Volunteering is something I have always cared about and have done throughout my life, starting as a voluntary swimming teacher whilst at sixth form college through to mentoring in inner city primary schools in Manchester, professional committee working and symposium organising with the RSC. Plain and simply put, volunteering is good for you.

I have gained many personal benefits through the experiences and responsibilities I’ve had while volunteering, which have helped me to develop into the individual I am today. Not only has it provided me with a large and varied support network, I’ve found it a great way to demonstrate competencies that jobs or education hadn't yet given me a chance to undertake.

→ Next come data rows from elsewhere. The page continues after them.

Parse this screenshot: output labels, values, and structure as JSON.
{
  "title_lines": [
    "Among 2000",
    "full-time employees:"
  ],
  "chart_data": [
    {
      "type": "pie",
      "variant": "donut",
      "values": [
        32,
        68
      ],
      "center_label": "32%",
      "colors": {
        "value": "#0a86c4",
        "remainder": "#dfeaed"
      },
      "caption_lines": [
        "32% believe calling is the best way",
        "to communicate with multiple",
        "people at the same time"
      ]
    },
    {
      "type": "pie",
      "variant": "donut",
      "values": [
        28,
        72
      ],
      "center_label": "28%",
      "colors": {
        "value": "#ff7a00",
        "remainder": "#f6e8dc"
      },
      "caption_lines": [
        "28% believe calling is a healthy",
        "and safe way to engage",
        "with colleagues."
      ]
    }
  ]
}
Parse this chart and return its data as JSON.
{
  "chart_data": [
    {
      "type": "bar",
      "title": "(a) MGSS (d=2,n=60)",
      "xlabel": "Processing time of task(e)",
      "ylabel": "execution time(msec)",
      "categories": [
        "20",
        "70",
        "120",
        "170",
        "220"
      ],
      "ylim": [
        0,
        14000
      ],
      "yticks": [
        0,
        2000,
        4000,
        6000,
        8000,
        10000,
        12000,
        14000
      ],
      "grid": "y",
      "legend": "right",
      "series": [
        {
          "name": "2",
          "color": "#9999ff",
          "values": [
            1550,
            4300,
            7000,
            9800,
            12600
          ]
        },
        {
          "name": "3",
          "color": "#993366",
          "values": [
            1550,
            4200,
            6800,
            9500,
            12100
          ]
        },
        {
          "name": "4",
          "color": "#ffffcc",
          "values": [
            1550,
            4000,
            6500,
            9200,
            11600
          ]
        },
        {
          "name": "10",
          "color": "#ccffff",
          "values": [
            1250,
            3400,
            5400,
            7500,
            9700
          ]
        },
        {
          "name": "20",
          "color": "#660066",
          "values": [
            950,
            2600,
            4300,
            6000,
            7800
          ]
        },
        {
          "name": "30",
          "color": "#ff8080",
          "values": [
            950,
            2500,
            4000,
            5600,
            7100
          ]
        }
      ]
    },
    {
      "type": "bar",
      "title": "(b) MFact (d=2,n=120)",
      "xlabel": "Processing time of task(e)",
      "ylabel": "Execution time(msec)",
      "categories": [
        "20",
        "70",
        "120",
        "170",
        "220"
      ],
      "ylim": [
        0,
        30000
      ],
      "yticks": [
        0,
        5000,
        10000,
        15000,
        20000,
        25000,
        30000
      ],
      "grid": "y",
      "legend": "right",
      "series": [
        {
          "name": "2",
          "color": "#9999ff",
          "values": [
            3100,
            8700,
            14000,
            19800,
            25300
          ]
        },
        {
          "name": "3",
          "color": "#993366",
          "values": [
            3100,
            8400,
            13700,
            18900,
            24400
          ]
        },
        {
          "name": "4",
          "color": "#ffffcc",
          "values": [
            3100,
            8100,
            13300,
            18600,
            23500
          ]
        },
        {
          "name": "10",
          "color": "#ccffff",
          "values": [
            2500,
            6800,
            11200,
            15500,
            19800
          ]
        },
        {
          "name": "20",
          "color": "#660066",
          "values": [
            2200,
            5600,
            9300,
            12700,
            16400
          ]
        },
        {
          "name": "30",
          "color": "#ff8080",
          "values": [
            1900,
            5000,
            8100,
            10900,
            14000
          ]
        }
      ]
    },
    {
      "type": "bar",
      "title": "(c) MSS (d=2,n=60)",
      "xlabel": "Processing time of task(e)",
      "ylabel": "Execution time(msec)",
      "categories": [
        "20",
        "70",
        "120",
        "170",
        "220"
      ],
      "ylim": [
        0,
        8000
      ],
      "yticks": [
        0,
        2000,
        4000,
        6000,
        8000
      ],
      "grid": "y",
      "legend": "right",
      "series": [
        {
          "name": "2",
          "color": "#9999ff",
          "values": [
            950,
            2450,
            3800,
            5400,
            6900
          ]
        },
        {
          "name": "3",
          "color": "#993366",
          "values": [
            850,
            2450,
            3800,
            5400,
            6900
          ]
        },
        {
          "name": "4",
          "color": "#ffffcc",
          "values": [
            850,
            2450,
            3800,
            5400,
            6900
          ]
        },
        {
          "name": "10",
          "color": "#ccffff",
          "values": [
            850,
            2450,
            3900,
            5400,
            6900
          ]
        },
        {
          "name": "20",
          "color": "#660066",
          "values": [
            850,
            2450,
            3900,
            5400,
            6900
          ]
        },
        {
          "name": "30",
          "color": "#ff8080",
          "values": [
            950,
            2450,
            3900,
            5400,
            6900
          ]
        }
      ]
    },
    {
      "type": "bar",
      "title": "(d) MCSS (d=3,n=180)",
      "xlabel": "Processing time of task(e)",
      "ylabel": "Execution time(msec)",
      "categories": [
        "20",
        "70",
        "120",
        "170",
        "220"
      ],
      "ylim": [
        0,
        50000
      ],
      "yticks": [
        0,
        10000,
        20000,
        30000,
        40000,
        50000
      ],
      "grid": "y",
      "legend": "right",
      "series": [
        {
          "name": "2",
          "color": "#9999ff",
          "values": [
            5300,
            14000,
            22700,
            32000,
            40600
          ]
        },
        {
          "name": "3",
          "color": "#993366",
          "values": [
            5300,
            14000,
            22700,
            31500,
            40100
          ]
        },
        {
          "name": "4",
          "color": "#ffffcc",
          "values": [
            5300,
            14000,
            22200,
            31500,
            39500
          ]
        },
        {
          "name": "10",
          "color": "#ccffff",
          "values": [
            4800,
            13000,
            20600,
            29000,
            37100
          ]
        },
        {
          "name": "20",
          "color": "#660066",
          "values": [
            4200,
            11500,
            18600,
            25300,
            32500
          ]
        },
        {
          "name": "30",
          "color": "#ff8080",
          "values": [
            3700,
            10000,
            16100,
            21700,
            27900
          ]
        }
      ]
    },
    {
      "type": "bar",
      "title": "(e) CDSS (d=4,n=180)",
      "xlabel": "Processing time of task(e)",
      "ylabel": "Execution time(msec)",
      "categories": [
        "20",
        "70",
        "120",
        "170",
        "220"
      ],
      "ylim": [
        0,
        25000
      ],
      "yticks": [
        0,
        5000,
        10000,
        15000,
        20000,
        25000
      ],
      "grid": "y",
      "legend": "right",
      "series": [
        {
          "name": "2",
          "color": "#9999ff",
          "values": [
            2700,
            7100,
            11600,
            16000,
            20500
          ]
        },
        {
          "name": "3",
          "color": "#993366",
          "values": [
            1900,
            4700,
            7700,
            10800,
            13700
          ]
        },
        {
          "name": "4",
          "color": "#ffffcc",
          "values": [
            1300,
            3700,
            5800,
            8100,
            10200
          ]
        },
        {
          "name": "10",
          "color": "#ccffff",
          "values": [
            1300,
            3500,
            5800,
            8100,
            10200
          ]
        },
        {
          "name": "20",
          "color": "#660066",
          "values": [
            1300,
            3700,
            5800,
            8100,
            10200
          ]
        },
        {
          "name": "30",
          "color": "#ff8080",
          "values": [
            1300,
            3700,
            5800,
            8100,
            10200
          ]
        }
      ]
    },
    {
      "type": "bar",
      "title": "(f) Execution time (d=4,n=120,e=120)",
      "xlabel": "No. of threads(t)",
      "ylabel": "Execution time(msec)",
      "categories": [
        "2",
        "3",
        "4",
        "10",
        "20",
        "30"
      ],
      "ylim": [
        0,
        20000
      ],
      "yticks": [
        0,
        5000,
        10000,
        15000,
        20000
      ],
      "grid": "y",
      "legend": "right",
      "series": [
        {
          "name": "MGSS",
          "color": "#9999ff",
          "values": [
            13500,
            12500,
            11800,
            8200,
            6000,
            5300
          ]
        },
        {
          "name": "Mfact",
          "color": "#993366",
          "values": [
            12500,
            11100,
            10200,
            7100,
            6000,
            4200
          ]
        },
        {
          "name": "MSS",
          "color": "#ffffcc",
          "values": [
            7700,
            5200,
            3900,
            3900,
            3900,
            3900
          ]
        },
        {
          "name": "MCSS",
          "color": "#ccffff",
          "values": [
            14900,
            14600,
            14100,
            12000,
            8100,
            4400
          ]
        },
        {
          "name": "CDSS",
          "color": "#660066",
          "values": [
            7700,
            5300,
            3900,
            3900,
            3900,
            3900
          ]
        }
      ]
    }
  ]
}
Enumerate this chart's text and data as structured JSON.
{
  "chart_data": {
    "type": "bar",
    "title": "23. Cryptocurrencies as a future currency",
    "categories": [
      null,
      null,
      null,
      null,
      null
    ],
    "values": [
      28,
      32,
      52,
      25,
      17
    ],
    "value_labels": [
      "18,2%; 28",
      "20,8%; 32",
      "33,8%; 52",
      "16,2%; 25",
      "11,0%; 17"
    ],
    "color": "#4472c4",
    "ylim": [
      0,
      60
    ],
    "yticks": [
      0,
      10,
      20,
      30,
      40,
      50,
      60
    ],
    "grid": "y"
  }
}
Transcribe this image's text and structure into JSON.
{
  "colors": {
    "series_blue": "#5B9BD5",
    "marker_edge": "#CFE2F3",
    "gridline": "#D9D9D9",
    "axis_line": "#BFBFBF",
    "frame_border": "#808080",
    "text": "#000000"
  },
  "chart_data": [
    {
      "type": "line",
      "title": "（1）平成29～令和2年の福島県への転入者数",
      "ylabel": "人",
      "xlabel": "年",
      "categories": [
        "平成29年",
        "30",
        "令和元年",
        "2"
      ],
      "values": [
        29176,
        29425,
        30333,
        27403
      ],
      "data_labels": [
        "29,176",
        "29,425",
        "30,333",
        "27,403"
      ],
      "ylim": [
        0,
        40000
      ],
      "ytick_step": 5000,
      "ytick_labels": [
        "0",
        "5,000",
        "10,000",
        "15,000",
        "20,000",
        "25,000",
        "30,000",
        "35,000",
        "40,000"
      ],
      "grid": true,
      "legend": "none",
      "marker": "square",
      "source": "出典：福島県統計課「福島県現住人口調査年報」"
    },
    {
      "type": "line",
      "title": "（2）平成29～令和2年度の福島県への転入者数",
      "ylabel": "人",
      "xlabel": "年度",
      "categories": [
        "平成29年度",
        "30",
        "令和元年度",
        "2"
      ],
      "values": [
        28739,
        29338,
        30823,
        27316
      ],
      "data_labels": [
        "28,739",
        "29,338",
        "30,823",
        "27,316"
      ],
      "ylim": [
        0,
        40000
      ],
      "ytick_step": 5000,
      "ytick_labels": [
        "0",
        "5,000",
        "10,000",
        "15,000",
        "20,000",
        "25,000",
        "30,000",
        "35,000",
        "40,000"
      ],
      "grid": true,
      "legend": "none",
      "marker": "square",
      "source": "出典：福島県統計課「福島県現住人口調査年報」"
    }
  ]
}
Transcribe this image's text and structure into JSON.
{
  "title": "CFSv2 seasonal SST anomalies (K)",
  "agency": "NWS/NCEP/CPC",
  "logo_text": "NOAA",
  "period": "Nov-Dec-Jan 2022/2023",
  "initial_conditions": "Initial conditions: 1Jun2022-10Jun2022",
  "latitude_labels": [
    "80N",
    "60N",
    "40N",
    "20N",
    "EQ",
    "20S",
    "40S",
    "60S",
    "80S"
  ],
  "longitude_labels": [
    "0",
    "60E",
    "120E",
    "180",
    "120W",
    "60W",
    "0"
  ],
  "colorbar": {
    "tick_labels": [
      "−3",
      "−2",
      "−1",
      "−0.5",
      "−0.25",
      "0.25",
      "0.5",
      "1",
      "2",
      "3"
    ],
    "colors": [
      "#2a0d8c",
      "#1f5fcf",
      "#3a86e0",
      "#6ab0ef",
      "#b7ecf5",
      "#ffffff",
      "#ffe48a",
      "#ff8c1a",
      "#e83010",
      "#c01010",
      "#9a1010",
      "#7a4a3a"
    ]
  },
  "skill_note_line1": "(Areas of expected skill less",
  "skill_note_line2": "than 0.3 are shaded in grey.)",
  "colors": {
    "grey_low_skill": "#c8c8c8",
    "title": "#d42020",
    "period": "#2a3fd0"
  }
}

This even led to a job in one case, as the charity I was applying to knew me in my capacity as a volunteer and felt that I was a good fit to join their team to manage others.

Opportunities to travel to other parts of the world have also arisen through volunteering and I have spent time in Romania working for the Nightingales Children’s Project. The experience was character building and, having adjusted to the culture shock, I thoroughly enjoyed working with the young people out there.

“In my opinion, taking the opportunity to focus on talking enthusiastically to young people or their teachers about a subject, topic or industry you love really improves job satisfaction.”

Being a STEM Ambassador reminds me why I love and studied chemistry. It's really important to remember why we went into a job or industry since it’s so easy to get bogged down in our day jobs with reports and deadlines, and forget why we do what we do. In my opinion, taking the opportunity to focus on talking enthusiastically to young people or their teachers about a subject, topic or industry you love really improves job satisfaction.

I would encourage everyone to try volunteering, be it by raising aspirations back at your old school or supporting your employer with improving their profile in the local community, but most of all seeing it as a development opportunity– you won’t be disappointed!